Parts to Prepare 2011 Honda Pilot to Tow Travel Trailer Through Rocky Mountains


i have 2011 honda pilot and will be puling at new 13foot scamp 1200 empty throughout the rockies, yellowstone and other national parks. been told to get a simple sway bar to sudden stops and icy roads. trailer is easy to pull, had 2inch ball, i have a 2foot ball now and not quite level yet but both were empty when pulling home. can you help me get what we need, and also would like tire lock 3/16 and any other security to keep cute trailer safe when we are hiking.


Expert Reply:

Your 2011 Honda Pilot that will be towing your new camper trailer through mountainous terrain in the Rockies will certainly benefit from some performance enhancements. A simple friction anti-sway bar like # 83660 can help with crosswinds and air blasts from passing trucks. These are inexpensive and simple to install; their tension is also adjustable. You just need to use a 2-inch bracket # RP26003 on your ball mount to provide a mounting point for the included ball.

Note that this type of sway control MUST be disengaged every time you back up the trailer and also when driving on slippery or icy roads. If you'll be in the mountains during cold weather you may find yourself often having to pull over to disconnect the friction sway bar.

I checked the Honda website for your van's towing capacity and weight specs. You're fine with your trailer dry weight since the van's towing ability is rated as 3500-lbs. Even with the camper fully loaded you'll be well within vehicle capacity. Note that the Scamp website lists the dry weights of their 13-footers as ranging from 1300- to 1600-lbs. GVW is not listed but the 2200-lb axle means the trailer's maximum gross weight will likely be 2000 to 2200-lbs.

This weight is about half that of your van (curb weight is 4310-lbs). This means you might be better off with a weight distribution (WD) system. WD systems are available with sway-control built-in, and these systems do NOT require you to disengage them for reversing the trailer or when driving on slippery roads. You'll want to check the van's top-of-wheel-to-fender clearance with and without the loaded trailer hitched. If you find more than 1-1/2-inches of sag at the rear axle and/or more than 1-inch of rise at the front tires with the loaded trailer hitched then you need WD to even out the forces on both axles.

These systems re-distribute trailer tongue weight from the rear axle to the front axle. This means better steering and braking performance and more even tire wear since the Pilot's front tires will be making proper contact with the road and not be lifted up by trailer tongue weight on the hitch. If you choose a system with built-in sway control (recommended) you'll get all of those handling enhancements: safer braking, more precise steering, more even tire wear AND reduced trailer sway. I linked an article on WD to give you additional background.

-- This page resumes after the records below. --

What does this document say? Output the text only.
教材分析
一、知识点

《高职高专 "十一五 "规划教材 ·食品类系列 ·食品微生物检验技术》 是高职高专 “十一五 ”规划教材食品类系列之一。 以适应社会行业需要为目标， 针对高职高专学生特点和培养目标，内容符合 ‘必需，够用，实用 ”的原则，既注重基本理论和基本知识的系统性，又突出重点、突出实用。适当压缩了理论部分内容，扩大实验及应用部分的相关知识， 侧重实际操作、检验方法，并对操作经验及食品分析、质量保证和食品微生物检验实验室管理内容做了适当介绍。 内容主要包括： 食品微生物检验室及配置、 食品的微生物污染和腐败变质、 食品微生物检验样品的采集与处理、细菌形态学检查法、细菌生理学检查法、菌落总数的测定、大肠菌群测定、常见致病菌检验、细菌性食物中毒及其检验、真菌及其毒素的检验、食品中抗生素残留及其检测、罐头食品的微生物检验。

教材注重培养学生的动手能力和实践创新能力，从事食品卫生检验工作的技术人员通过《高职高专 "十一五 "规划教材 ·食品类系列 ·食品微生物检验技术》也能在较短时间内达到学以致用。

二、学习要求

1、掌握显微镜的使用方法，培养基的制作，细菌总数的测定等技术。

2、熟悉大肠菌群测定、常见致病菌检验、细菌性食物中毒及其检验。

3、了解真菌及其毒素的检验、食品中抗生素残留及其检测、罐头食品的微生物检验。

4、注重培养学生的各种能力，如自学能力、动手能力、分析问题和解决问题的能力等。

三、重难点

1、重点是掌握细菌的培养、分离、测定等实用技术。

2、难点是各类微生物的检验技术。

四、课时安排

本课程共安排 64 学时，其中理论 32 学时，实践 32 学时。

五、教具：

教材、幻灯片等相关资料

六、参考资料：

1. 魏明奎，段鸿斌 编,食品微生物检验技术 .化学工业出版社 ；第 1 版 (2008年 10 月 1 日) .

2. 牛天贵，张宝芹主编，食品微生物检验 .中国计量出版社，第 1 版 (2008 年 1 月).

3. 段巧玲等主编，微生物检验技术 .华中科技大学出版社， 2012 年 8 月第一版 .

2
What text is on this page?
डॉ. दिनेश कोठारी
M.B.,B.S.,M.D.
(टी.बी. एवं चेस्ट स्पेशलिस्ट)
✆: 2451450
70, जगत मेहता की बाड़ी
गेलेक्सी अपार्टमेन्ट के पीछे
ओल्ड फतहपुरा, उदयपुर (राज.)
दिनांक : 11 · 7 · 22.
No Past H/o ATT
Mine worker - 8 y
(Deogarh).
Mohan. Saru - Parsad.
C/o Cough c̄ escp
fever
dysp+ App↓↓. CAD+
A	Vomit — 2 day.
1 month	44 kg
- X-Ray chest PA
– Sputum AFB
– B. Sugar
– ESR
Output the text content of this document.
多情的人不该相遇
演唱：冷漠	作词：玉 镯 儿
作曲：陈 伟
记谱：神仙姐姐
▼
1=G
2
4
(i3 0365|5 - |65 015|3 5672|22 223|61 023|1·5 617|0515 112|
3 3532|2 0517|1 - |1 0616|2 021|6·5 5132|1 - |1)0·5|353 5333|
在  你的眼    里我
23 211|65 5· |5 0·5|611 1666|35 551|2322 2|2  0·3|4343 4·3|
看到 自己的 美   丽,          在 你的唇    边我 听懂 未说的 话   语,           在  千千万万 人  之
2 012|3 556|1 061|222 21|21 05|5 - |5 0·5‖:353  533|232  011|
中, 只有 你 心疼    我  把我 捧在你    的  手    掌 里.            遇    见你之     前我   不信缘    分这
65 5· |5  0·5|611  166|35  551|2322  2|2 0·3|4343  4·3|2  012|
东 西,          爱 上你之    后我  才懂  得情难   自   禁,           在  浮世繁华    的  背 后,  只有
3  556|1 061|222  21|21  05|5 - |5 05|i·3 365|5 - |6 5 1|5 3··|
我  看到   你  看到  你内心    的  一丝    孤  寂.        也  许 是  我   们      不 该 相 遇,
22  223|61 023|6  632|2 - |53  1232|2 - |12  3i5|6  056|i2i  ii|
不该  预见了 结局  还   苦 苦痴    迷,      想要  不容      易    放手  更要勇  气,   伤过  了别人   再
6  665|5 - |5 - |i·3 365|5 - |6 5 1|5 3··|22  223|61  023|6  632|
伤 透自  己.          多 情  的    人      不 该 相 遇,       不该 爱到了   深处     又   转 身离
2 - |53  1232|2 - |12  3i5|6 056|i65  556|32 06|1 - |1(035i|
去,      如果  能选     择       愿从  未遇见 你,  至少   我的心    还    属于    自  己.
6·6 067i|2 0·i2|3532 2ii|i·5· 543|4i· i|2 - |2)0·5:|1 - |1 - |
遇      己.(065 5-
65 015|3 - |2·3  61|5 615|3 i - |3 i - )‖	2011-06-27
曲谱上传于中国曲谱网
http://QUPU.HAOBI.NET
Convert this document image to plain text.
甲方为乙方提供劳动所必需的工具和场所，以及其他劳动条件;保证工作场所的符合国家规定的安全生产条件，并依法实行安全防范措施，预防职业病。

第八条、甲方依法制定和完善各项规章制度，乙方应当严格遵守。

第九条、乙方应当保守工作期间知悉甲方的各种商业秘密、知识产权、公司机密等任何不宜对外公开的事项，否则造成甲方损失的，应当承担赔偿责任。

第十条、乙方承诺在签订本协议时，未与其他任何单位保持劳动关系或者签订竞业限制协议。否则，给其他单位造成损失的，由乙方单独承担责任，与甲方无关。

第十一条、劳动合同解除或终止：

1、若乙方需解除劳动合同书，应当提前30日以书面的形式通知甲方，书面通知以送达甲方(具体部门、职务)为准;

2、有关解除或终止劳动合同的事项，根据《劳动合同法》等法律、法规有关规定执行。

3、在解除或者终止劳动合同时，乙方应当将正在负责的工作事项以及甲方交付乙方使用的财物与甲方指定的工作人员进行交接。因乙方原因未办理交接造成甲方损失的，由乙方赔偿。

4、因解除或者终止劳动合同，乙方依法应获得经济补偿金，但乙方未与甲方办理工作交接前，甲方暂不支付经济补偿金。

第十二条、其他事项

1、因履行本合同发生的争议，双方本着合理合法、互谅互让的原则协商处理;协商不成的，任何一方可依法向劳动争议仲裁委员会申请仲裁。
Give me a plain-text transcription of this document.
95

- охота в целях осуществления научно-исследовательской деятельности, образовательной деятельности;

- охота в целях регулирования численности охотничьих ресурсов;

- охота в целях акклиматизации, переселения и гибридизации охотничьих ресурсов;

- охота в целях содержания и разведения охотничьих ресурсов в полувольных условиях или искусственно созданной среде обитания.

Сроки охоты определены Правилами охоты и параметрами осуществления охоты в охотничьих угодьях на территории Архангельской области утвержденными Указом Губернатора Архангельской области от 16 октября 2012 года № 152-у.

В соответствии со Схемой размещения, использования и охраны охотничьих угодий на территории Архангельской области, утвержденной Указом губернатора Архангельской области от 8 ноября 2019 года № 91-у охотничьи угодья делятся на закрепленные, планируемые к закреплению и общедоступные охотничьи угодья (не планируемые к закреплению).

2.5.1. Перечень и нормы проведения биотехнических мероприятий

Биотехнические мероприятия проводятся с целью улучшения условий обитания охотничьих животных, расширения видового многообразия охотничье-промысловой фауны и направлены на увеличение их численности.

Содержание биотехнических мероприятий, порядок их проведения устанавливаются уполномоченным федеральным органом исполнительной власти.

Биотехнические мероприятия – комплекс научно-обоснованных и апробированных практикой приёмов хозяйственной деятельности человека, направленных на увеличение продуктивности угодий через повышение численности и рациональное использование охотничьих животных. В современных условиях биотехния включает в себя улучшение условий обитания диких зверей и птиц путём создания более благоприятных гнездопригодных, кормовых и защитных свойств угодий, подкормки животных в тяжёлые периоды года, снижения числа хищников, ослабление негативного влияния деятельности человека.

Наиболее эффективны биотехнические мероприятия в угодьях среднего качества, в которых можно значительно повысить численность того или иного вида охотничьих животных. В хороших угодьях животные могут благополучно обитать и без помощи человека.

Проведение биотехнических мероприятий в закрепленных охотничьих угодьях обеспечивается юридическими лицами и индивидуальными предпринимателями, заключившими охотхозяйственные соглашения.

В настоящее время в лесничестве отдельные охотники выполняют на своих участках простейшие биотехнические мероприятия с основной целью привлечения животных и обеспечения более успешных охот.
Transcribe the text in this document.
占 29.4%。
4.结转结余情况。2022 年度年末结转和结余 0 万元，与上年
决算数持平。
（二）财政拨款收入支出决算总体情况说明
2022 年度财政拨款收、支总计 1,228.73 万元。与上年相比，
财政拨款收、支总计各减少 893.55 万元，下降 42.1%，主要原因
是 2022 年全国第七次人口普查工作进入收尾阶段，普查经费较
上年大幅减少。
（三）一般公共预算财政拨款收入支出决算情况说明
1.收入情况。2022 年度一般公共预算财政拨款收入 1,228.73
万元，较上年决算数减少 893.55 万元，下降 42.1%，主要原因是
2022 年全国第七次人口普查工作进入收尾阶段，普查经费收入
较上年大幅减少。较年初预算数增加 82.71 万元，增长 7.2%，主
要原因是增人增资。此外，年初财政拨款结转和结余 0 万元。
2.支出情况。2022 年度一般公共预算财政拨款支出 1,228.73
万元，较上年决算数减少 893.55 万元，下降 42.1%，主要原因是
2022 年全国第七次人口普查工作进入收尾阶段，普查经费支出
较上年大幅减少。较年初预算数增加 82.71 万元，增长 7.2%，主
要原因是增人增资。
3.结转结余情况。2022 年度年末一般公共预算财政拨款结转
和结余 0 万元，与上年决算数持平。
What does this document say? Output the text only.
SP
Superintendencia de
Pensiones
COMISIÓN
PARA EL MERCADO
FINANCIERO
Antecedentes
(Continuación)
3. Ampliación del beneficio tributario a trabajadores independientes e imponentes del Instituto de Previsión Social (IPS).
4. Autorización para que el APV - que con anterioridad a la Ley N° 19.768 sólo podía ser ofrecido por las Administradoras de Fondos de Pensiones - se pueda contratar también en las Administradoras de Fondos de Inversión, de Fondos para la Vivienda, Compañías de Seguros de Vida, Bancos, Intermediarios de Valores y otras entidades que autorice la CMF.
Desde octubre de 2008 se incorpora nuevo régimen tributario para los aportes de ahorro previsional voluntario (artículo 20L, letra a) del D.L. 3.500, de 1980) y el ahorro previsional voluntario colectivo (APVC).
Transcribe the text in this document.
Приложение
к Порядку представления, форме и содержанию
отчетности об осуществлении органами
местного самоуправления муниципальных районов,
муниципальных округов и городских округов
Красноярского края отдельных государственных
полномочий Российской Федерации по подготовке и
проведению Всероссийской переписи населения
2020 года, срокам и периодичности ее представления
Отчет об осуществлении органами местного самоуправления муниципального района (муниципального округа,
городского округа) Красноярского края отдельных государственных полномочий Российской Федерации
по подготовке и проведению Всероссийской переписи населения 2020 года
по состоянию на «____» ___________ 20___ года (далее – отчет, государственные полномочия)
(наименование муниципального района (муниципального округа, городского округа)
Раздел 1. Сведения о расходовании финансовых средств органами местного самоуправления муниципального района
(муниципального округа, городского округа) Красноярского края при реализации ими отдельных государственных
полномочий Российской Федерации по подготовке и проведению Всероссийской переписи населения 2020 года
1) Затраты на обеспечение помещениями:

The key to choosing a WD system is knowing your trailer's actual fully-loaded TW, with all gear and supplies loaded, water tank full, etc. WD systems must be matched to your actual TW. There are several ways to measure this that are outlined in the linked article; one is an easy-to-use scale # 5780 from Sherline. Once you know your trailer's fully-loaded TW you can use the linked page to select a WD/Sway Control system. Since TW is 10-to-15 percent of trailer weight we'll presume yours is in the range of 300-lbs.

The linked page shows all 300-lb-rated WD/sway prevention systems. The best option is the Reese Strait-Line # RP66082. This system actually prevents sway from starting, rather than dealing with it after it begins. This fits trailer frames up to 2-1/2-inches wide and the only item you need to add is the 2-inch hitch ball, part # A-90. Check your a-frame for adequate clearance for the lift brackets. These require 5-1/2-inches of space along the frame rails and will sit approximately 30-inches behind the hitch ball. If you don't have enough room for the standard brackets you can use bolt-on hanger kit # RP58305 which attach to the sides of the frame with included hardware.

The other towing item I suggest is a transmission cooler. Particularly since you'll be in mountainous terrain a trans cooler will take some of the burden off the transmission by lowering it's fluid temperature. You can use the Derale # D13503. I linked two articles on trans coolers for reference.

Finally, for a lock to keep your camper safe from bad folks while you're enjoying the scenery you can use a universal coupler lock such as # ML389DAT that will fit your 2-inch coupler. If you prefer a wheel lock you can use part # RA-25 from Rack'em.